During the early morning hours, the team headed offshore into the deeper reaches of Barkley Canyon, just south of the NEPTUNE Barkley node. By breakfast, they had made it to the expedition’s deepest, most distant station, called La Perouse C-Line, or LC12. It took nearly three hours to do one full CTD cast, dropping the rosette all the way to the bottom some 2,460 meters down and then winching it back.
We’ve found our source, and now we’ll follow it as best we can. – Richard Dewey
At the surface this far out the water looks very different from the darker water closer to shore in the Salish Sea. Out here, the water is crystal clear and a cobalt blue. You might expect the waters to be colder, but they are not. The upwelling processes that send deeper waters toward shore also transport relatively warmer (17°C/62°F) coastal waters offshore.
LC12 is fairly representative of what’s found throughout the Northeast Pacific, and it illustrates textbook oceanography. The graphic to the right gives you an idea of what the team is seeing. The temperature line is pink, and the oxygen line is blue.
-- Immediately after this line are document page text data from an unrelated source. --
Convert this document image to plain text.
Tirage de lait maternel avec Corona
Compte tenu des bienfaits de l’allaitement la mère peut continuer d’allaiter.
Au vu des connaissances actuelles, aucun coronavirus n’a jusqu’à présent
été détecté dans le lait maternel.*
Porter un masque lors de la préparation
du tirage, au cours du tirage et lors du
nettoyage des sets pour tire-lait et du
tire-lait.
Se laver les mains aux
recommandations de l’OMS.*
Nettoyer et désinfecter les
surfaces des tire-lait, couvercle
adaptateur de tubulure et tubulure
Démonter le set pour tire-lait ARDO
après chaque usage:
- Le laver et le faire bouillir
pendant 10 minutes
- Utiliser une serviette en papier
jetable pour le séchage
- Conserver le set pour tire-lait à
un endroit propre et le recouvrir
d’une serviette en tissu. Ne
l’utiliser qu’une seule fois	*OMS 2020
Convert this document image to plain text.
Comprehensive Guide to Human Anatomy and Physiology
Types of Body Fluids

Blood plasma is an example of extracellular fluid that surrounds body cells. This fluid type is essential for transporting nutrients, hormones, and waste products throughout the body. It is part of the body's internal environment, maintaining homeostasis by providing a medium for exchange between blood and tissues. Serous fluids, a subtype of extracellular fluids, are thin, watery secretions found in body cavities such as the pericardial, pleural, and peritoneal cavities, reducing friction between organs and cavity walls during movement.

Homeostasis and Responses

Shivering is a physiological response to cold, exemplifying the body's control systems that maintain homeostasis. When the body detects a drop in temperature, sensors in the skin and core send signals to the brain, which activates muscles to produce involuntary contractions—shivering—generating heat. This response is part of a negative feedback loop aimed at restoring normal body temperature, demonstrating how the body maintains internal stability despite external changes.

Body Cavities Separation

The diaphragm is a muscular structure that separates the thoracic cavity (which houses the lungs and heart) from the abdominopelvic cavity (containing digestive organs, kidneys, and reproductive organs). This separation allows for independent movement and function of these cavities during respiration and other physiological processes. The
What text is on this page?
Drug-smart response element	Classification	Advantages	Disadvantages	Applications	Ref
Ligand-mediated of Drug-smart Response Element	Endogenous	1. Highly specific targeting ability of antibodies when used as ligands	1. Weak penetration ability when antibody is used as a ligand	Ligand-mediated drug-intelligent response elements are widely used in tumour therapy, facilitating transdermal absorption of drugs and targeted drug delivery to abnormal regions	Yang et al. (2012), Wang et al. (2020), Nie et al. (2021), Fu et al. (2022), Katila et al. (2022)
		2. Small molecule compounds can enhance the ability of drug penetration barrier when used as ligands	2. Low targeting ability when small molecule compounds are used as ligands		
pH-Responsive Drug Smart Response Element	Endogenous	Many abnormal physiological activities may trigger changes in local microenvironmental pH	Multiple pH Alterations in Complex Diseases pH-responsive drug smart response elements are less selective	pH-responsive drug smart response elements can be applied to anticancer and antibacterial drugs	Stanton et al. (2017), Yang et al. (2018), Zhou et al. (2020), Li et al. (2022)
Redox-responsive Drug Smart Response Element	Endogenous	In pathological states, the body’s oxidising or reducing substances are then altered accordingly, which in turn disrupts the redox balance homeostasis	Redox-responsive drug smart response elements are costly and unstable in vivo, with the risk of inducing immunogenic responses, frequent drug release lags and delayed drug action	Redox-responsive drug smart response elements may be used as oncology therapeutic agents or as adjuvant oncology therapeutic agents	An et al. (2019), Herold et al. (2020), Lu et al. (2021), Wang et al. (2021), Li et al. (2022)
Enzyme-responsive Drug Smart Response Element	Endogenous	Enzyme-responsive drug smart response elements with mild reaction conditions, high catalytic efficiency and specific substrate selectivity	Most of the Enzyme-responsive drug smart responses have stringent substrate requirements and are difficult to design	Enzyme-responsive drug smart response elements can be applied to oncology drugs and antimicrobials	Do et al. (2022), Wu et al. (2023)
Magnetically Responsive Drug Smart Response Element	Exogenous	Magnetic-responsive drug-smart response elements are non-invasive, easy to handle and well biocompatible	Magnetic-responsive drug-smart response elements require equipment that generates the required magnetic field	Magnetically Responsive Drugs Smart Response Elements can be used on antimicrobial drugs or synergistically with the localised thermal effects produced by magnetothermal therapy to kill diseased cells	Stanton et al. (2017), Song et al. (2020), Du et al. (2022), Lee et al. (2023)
The temperature mostly drops as you go deeper with a bit of a blip at the 200-meter level that’s called the mixed layer.
The oxygen tells a more interesting story. It too drops steadily as you go deeper, but only for a while. It hits its minimum in the 700 to 900-meter depth range. And it’s quite low throughout the range from 400 to 1,600 meters down. This is an oxygen minimum zone (OMZ) and it’s the starting point for everything the team is out to study.
Even in the deep sea, there’s really only one source for free oxygen—photosynthesis. Phytoplankton in the surface waters produce oxygen, and land plants add oxygen to the atmosphere that can diffuse into the ocean. Oxygen makes its way into the depths by very slow processes, so it can get used much more quickly than it is replenished, leading to formation of OMZs.
The main oxygen consumers are fish, and bacteria that use oxygen when chomping on dead organic material that rains down from above. An OMZ is a layer where this activity is most pronounced. Amazingly, deeper waters in the North Pacific where the team is working got most of their oxygen when that water was at the surface and exposed to air in the North Atlantic centuries ago. There it sank and made its way slowly to the Pacific along a deepwater current path that’s part of what’s called the Global Conveyor Belt.
Very little oxygen from waters above diffuses down, so the fish and bacterial oxygen consumption has a cumulative effect. Fish and bacteria also process complex hydrocarbons into simple nitrates, phosphates and silicates that are essential nutrients for marine life.
So, the water in this layer 400 to 600 meters down is deep, cold, salty, low in oxygen, and rich in nutrients, and it’s exactly the water the team came to track. “We’ve found our source, and now we’ll follow it as best we can,” says Richard Dewey.
The marathon of CTD rosette casts nearly complete, the team will begin working with the Moving Vessel Profiler. The tracks they’ll follow with the MPV will be guided by what they’ve been seeing in the data coming back from the CTD sensors and water samples. Working with the MVP will mean a change of pace, and sampling gear that requires less crew support, a switch that will give most everyone a welcome break.